George W. Merck, our modern-day founder, set the tone for our company many decades ago, when he said, “How can we bring the best of medicine to each and every person?” This question – combined with our mission to save and improve lives – is just as challenging, and compelling, today as it was when he first issued that call to action.
We strive to develop our medicines as safely and quickly as possible, so that patients in need may access them as soon as possible. For most of our medicines, this means that we work with regulatory agencies such as the Food & Drug Administration in the U.S. or the European Medicines Evaluation Agency in the E.U. to design and conduct clinical trials. The agencies then review the data from the studies, and, if the studies have established efficacy and safety, the agencies approve the medicine for specific uses.
That is why our first priority is always to ensure that we conduct the clinical trials that are required by the regulatory authorities and that answer important questions about the potential risks and benefits of our new medicines.
We encourage patients to speak with their physicians about eligibility to enroll in any of Merck’s clinical trials. A complete list of our clinical trials can be accessed here.
If possible, we want to help in cases where diseases are immediately life-threatening and alternatives for treatment are either absent completely or have been exhausted. That’s why if one of our medicines has shown what appears to be a favorable benefit/risk profile in an indication and access to clinical trials is not possible, Merck may create an Expanded Access Program (EAP).

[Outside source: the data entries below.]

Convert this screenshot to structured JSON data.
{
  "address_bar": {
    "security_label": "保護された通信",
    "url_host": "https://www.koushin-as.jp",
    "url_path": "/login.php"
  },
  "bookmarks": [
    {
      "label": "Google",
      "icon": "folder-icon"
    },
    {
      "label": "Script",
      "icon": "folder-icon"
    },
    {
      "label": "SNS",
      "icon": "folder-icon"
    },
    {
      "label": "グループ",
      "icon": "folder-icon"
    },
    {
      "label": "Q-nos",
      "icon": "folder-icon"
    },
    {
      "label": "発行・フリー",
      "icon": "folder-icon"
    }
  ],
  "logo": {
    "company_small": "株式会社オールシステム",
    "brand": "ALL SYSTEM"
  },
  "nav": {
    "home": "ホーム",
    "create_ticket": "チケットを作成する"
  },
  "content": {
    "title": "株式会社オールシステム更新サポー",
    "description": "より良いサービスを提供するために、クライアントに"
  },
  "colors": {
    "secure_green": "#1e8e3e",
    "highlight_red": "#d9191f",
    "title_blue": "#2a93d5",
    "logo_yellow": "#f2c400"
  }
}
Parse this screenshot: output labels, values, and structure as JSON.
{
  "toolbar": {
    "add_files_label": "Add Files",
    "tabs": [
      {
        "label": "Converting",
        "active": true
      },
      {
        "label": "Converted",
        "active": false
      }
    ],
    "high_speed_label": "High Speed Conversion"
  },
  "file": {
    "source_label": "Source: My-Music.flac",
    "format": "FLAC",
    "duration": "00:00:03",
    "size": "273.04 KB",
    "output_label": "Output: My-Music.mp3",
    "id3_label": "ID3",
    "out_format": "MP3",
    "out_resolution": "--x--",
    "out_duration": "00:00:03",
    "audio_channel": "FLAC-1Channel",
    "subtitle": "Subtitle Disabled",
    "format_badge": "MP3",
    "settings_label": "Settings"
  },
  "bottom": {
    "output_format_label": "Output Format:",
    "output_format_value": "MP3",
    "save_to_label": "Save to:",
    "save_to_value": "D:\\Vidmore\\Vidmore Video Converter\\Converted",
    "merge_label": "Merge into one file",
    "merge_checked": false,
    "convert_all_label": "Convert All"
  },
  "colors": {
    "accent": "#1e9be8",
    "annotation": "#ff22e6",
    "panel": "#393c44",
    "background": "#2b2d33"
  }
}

An EAP is designed to provide a patient with access to a medicine before it is approved by a national health authority and outside of the clinical trial setting. When Merck is able to make a medicine available through an EAP, we work with regulatory agencies and patient advocacy groups to design the program. The type of program can vary by country, even for the same medicine. Our overarching goal is always the same – to bring the best of our medicines to each and every person – as soon as we are able to do so, and as fairly as we possibly can.
Merck has a history of creating EAPs for promising products where there is a significant unmet need. Our first major EAP was for Crixivan in 1995, one of the first HIV protease inhibitors. Most recently, we created an EAP for pembrolizumab, Merck’s anti-PD-1 antibody, for patients with advanced melanoma who have been previously treated with ipilimumab or, if indicated, a BRAF inhibitor. The program is still available outside of the U.S., but is no longer available in the U.S. now that the medicine has been approved here.
We are committed to helping as many people with serious, life-threatening illnesses, who might benefit from our medicines, as quickly as we can, and as fairly as we can. It’s important to me that patients and their families understand the seriousness of our commitment and that every decision we make is based on one foundational question: what is the right thing to do for patients?
To begin the process of determining whether or not a patient is eligible for a clinical trial or existing EAP, we must receive a request from the patient’s treating physician. We ask that patients work through their physicians because only physicians can enroll patients in a clinical trial or EAP.